The Ivorian people go to the polls on Sunday December 11 to elect their representatives in parliament. An important event from which many Ivorians will be excluded, as they are unable to prove their identity.
By Selay Marius Kouassi, Abidjan
Exactly a year after the presidential elections of November 2010, which plunged Ivory Coast into months of violence, the Ivorian people are casting their votes in new polls: the legislative elections.
Timid start
The electoral campaign got off to a timid start in Abidjan as well as in other Ivorian cities, with very few of the usual noisy meetings. Scattered campaign posters are the only visible signs of an ongoing electoral campaign.
On December 11, the Ivorian people will go to the polls, except those answering the call of their political leaders not to partake. And those who are excluded from the electoral process because they have become ‘anonymous’ - people who are unable to prove their identity.
Anonymous
A large number of those who will not be casting their votes due to a lack of identification documents are residents of the Niambly camp for internally displaced people, near Duékoué in the western part of the country. Guéï Marc, a camp resident, recalls how many of them lost their identity documents.
“One night, we were suddenly woken up by the noise of flames. Members of a political group had staged a surprise attack. We were all concerned about escaping the blaze more than we were about saving any belongings,” he says.
Marc and many other village residents fled without taking any document that could prove their identity. “There is no proof that I actually exist! There is no proof that I am me, no identification document. So what’s the point of me going to the voting station?” laments an emotional Patrice Kéhi.
“The results of the polls will not reflect the choice of the people. I think some politicians deliberately want to keep people like us away from the polls,” he adds. For him, the December 11 legislative elections “are nothing but an electoral charade.”
Challenging task
In Niambly camp NGOs provide the internally displaced people with basic living necessities as well as medical care. A challenging task, just like the restoration of their identity.

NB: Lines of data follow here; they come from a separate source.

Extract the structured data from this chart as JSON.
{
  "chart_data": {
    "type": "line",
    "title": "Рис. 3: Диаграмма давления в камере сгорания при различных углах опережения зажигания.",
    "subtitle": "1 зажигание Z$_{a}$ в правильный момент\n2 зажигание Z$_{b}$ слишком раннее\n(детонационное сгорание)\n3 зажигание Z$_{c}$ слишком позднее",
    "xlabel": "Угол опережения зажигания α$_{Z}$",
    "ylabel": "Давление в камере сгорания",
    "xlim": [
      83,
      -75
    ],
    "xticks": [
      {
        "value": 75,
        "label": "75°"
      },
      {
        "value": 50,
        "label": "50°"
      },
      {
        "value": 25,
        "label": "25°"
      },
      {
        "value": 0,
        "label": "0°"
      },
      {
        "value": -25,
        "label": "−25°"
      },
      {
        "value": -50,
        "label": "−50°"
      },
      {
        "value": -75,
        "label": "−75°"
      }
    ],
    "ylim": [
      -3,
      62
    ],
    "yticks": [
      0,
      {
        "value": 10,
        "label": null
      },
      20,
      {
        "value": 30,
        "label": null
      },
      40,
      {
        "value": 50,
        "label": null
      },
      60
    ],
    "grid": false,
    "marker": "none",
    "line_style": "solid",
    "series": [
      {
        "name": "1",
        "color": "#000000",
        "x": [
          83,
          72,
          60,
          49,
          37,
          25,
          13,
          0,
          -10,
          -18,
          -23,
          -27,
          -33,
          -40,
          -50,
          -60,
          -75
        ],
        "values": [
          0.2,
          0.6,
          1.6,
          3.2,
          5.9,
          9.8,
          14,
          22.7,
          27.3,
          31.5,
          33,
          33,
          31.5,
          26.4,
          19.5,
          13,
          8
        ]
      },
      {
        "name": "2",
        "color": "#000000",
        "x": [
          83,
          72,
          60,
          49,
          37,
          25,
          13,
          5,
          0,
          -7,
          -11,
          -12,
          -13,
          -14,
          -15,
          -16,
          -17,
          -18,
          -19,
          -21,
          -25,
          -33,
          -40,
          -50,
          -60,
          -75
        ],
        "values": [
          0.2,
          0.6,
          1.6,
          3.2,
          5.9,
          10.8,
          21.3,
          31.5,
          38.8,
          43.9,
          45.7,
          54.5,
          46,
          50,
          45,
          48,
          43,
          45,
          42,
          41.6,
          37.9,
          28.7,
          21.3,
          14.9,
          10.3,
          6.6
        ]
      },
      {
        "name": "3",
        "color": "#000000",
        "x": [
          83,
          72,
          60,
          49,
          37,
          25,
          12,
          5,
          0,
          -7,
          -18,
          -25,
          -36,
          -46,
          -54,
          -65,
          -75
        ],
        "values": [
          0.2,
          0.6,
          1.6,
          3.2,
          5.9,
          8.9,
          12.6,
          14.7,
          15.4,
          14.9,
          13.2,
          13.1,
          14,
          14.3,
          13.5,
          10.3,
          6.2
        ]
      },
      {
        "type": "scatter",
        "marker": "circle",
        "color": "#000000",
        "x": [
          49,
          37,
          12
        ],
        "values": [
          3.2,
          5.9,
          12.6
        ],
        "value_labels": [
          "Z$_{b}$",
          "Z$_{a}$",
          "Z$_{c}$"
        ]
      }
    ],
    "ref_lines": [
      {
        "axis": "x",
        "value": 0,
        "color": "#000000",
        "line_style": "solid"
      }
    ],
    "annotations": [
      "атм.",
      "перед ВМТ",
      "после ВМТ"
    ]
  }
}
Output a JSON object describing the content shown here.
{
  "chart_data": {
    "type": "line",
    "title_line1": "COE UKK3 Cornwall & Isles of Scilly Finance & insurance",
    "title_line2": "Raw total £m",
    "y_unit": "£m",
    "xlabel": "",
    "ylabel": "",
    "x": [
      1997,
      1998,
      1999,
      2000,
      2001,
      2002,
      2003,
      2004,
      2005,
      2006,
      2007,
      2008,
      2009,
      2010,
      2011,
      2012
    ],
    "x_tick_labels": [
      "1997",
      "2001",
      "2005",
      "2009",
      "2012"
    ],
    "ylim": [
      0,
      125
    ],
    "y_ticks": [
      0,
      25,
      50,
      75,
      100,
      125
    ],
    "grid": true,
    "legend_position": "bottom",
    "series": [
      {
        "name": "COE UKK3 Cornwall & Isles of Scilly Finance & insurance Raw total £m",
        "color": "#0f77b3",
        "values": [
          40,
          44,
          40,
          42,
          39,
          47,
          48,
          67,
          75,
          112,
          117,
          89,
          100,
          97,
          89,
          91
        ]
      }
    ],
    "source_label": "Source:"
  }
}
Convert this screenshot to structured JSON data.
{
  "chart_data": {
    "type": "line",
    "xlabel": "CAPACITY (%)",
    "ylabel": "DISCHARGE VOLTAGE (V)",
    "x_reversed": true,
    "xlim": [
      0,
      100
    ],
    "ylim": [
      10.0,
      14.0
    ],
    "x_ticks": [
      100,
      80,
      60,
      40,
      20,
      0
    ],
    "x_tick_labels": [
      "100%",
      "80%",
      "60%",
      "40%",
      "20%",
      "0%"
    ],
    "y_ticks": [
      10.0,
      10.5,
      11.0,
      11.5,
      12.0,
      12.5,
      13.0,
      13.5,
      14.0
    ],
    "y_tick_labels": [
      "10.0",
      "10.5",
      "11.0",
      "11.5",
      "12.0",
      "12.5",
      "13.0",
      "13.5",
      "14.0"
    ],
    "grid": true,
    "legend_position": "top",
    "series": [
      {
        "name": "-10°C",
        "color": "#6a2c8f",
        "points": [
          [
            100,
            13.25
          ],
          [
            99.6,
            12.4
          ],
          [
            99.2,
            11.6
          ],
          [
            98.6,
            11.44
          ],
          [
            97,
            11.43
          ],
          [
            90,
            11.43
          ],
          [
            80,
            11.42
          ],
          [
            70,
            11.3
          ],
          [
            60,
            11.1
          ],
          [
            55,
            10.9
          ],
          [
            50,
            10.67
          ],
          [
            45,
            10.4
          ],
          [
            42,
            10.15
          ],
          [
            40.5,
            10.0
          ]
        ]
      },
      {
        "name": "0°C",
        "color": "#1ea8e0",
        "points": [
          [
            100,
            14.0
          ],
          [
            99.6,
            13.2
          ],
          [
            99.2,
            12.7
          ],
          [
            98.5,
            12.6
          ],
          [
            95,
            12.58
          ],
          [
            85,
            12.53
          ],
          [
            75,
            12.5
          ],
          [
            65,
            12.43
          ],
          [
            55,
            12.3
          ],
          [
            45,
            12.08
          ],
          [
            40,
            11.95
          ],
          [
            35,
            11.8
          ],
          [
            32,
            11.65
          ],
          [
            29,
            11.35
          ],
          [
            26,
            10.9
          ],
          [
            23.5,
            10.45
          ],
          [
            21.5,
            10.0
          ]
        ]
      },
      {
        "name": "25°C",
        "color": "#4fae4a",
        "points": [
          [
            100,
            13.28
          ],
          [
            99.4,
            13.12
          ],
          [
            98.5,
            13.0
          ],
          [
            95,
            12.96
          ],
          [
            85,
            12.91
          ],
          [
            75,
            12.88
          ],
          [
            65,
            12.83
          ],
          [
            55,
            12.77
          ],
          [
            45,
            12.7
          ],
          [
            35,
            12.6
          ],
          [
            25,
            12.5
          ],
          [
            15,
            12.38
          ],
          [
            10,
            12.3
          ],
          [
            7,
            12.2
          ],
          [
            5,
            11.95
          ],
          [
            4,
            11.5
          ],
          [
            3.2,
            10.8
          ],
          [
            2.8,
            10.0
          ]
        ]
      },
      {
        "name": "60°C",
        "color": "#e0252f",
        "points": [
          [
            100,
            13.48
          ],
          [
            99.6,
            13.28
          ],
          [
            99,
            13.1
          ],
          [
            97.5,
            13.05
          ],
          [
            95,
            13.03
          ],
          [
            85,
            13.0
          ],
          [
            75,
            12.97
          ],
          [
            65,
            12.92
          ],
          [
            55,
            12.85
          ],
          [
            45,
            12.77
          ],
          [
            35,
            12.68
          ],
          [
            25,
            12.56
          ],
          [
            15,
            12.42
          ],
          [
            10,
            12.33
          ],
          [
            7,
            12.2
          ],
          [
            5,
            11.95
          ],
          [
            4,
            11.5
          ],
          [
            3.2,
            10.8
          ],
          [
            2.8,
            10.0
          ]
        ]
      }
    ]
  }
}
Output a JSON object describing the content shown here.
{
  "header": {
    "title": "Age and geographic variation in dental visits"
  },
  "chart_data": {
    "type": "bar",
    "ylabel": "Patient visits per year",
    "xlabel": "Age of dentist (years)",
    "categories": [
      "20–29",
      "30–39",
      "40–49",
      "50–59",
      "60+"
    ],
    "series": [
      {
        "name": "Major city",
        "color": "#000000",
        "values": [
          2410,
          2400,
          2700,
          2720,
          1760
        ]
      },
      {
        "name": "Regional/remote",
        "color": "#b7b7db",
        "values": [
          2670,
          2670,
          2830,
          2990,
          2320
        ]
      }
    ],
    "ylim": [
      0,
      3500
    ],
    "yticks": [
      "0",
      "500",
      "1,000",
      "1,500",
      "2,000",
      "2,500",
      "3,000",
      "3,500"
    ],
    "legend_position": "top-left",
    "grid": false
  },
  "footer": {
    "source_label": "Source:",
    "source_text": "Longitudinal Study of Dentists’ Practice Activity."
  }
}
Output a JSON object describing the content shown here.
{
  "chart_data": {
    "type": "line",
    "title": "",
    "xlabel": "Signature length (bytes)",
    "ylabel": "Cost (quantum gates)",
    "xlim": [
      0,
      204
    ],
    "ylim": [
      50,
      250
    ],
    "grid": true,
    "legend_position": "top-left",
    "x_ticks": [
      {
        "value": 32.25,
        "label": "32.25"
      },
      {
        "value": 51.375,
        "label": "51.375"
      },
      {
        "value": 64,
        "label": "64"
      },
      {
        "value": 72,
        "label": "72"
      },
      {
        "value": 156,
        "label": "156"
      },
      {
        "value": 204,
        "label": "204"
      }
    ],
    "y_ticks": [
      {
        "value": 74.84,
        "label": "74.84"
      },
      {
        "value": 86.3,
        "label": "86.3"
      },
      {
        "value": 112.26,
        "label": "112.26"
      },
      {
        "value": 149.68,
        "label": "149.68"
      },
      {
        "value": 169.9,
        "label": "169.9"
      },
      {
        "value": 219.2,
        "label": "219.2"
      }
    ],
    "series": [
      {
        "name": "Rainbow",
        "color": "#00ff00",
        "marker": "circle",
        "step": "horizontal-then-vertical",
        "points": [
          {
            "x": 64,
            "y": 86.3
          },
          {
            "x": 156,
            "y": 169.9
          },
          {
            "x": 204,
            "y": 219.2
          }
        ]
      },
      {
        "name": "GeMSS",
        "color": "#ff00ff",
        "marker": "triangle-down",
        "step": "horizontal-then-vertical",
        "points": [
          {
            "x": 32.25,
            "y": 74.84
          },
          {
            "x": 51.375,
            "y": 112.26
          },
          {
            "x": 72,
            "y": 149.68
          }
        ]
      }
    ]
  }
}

“We’ve tried to put together an identification form from the information they gave us. But it is not an easy task and the identification forms that we produce cannot be used as an identification document or a voting card. It is simply a document intended for local administrative use,” explains Y.A, who works at the Niambly camp. He wishes to remain anonymous.
Former executioners
The Independent Electoral Commission has recently published a statement inviting people who have lost their identity documents to apply for an identity certificate at police stations, in order to be able to vote in the upcoming elections.
But applying for an identification certificate at police stations is easier said than done. Most stations have been burned to the ground or partially destroyed during the post-electoral crisis. The only operational police stations are found in the southern part of the country.
For Marc, Kéhi and many other internally displaced people in Niambly camp, returning to their village now or even moving to the city is not an option. They don’t want to face those they regard as their “former executioners”, who have taken ownership of their cocoa and coffee farms. Without an ID, how can a person prove his identity and the ownership of the property he is claiming?